En effet, Prigozhin a montré aux militaires qu’il était un véritable leader. Quelqu’un prêt à s’exposer personnellement, et sans état d’âme, contre l’establishment corrompu (mais dont il dépend) afin de le protéger et de le sauvegarder. Pour la population, en revanche, il s’est révélé être un vrai patriote, capable de s’arrêter et de s’empêcher de verser le sang d’innocents. Les deux sont des éléments qui ont une forte emprise sur la société russe et qui, déception ou réalité, auront un impact important sur l’avenir du pays. De plus, le « cuisinier » de Poutine s’est assuré un avantage supplémentaire : s’il devait être tué, il deviendrait automatiquement un martyr et nombreux seraient ceux qui défieraient Moscou de le venger, même au péril de leur vie. En conséquence, il a acquis une sorte d’immunité, au moins momentanée. Enfin et surtout, avec ses actions, il a montré à ses ennemis qu’il n’est pas si difficile de se rendre dans la capitale, contrairement à ce que l’on pensait. Par conséquent, il n’est pas exclu que dans les jours à venir, de nouvelles tentatives d’attentats ou d’actions de sabotage par des groupes pro-ukrainiens soient menées.

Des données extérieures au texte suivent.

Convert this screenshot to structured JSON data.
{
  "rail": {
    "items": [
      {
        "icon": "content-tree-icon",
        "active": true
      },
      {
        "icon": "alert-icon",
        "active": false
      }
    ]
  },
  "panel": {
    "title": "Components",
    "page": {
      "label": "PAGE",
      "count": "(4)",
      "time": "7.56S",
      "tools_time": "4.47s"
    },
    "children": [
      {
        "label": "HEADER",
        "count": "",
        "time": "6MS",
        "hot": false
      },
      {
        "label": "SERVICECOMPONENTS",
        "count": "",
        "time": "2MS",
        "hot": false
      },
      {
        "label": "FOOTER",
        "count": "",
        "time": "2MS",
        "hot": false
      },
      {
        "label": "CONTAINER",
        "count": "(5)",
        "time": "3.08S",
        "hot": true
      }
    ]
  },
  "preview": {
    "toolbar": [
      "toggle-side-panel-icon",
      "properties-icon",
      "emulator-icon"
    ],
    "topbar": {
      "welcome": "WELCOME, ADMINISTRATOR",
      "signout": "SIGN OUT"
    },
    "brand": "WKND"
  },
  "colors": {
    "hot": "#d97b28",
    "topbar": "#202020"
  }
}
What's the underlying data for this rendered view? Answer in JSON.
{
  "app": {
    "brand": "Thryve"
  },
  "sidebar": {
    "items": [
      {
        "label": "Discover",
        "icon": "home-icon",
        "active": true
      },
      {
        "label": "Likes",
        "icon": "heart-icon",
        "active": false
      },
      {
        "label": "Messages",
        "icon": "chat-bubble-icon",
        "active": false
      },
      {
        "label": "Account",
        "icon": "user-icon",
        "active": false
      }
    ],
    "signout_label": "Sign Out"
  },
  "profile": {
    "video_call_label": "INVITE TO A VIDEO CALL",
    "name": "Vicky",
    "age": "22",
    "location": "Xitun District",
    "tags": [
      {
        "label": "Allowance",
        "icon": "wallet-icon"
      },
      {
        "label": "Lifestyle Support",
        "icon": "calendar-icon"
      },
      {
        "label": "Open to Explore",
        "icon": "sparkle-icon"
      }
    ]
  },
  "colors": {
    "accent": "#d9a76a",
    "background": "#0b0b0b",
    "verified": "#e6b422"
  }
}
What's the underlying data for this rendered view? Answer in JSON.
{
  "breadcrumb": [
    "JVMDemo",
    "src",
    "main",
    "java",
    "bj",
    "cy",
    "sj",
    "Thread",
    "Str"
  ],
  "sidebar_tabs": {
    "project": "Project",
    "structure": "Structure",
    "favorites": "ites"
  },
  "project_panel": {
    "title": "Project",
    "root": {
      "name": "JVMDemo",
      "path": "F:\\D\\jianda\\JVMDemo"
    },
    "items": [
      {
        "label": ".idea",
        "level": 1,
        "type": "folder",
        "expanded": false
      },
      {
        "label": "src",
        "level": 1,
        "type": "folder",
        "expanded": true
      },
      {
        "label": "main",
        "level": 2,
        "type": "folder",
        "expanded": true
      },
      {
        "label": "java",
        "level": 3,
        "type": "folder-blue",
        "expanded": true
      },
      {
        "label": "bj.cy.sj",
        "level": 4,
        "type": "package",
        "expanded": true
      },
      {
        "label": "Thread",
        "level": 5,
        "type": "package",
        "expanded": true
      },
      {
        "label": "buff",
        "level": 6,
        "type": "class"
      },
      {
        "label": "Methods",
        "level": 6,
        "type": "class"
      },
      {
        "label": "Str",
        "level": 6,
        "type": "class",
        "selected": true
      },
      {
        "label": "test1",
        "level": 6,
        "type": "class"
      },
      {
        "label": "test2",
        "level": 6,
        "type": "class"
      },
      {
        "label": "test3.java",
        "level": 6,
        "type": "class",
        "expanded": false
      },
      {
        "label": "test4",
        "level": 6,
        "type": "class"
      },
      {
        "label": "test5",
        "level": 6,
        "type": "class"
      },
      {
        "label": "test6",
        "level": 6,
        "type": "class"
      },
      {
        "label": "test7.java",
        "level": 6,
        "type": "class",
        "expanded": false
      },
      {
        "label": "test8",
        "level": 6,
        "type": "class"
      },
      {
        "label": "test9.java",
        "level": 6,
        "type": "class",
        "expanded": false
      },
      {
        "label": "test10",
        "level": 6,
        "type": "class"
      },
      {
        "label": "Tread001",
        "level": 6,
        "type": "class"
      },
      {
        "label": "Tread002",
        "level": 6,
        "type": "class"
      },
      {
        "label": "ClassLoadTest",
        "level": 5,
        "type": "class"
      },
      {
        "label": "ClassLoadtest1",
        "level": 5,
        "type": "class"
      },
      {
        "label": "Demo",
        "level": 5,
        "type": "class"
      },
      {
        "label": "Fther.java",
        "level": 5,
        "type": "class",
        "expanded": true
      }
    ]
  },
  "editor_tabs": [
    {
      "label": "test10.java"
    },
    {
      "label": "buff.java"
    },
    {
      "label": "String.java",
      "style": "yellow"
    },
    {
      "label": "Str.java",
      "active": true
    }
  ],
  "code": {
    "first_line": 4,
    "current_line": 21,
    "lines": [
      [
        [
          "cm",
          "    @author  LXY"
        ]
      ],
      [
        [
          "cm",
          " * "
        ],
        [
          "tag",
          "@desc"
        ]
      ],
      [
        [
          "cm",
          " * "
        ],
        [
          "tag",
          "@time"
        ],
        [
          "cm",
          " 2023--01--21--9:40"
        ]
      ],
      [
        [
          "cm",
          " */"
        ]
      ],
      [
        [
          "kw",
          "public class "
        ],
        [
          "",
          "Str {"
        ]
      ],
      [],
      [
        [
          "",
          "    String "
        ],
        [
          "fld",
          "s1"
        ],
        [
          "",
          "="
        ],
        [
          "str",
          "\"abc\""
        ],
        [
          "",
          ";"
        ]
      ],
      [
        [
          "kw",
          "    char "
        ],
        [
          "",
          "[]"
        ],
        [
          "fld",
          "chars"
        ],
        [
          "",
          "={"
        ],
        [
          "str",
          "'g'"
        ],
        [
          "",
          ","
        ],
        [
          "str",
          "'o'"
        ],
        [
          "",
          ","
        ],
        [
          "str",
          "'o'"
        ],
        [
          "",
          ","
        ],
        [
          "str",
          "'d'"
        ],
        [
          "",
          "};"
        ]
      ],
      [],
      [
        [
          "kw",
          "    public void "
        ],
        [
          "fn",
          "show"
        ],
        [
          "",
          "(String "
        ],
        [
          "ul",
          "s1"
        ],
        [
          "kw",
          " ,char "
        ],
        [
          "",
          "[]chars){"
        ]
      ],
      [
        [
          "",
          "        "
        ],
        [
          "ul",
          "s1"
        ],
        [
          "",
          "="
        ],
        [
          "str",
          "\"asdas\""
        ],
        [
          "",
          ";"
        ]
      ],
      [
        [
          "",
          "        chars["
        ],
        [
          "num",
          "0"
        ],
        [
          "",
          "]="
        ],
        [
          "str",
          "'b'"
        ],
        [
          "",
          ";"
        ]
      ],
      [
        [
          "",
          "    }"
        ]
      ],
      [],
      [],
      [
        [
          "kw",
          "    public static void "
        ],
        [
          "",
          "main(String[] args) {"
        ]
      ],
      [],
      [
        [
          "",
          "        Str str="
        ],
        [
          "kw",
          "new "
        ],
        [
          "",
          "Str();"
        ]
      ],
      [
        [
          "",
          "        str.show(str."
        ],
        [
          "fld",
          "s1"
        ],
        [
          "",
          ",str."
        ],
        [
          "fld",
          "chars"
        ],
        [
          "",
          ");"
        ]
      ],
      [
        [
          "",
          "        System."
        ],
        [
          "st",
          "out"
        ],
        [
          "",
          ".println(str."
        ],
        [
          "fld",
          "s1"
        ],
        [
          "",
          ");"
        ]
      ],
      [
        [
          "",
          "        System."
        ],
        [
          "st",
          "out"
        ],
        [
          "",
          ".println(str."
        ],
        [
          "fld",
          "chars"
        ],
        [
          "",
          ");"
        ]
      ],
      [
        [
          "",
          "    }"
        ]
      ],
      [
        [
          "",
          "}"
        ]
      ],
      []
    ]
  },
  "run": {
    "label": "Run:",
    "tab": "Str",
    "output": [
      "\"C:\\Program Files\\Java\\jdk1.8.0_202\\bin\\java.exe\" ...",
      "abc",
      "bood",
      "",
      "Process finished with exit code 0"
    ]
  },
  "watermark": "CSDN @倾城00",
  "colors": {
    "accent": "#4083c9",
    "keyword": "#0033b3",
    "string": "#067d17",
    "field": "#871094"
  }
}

La marche sur Moscou a également alimenté les clivages entre la population et les soldats, les dirigeants militaires, ayant fait preuve de lâcheté. Les médias sociaux parient que Choïgou et Gerasimov seront remplacés par Dioumine et Surovikin

Prigozhin a également provoqué (intentionnellement ou non) un effet important : il a encore creusé le fossé entre les soldats et la population à l’égard de la direction militaire de la Fédération. Ces derniers, déjà considérés comme corrompus et incompétents, ont également été accusés d’être des lâches, car ils n’ont pas hésité à fuir et à se cacher derrière Poutine pour ne pas affronter Wagner directement. Dès lors, il n’est pas exclu que le président russe ne décide de les remplacer de sitôt. A cet égard, des rumeurs circulent sur les réseaux sociaux proches de Moscou et de « l’Opération militaire spéciale » quant aux noms qui pourrait prendre leur place. En effet, deux noms sont mentionnés : le général Alexeï Dioumine en tant que ministre de la Défense et le général Sergueï Sourovikine en tant que chef d’état-major général. Le premier était le commandant adjoint du GRU, le renseignement militaire qui a joué un rôle clé dans l’annexion de la Crimée à la Russie, et chef de la garde présidentielle de Poutine. Il existe aussi des rumeurs selon lesquelles il aurait un jour sauvé la vie de Poutine. Le second, quant à lui, est le commandant des forces aérospatiales russes et dirige actuellement la campagne en Ukraine. Tous deux sont des fidèles au président et jouissent d’un large respect au sein de l’armée moscovite. En outre, Prigozhin lui-même ne les a jamais attaqués; de ce fait, on peut dire qu’il les considère différemment des autres chefs militaires. Pour l’heure, cependant, celles concernant leur nomination ne sont que des rumeurs.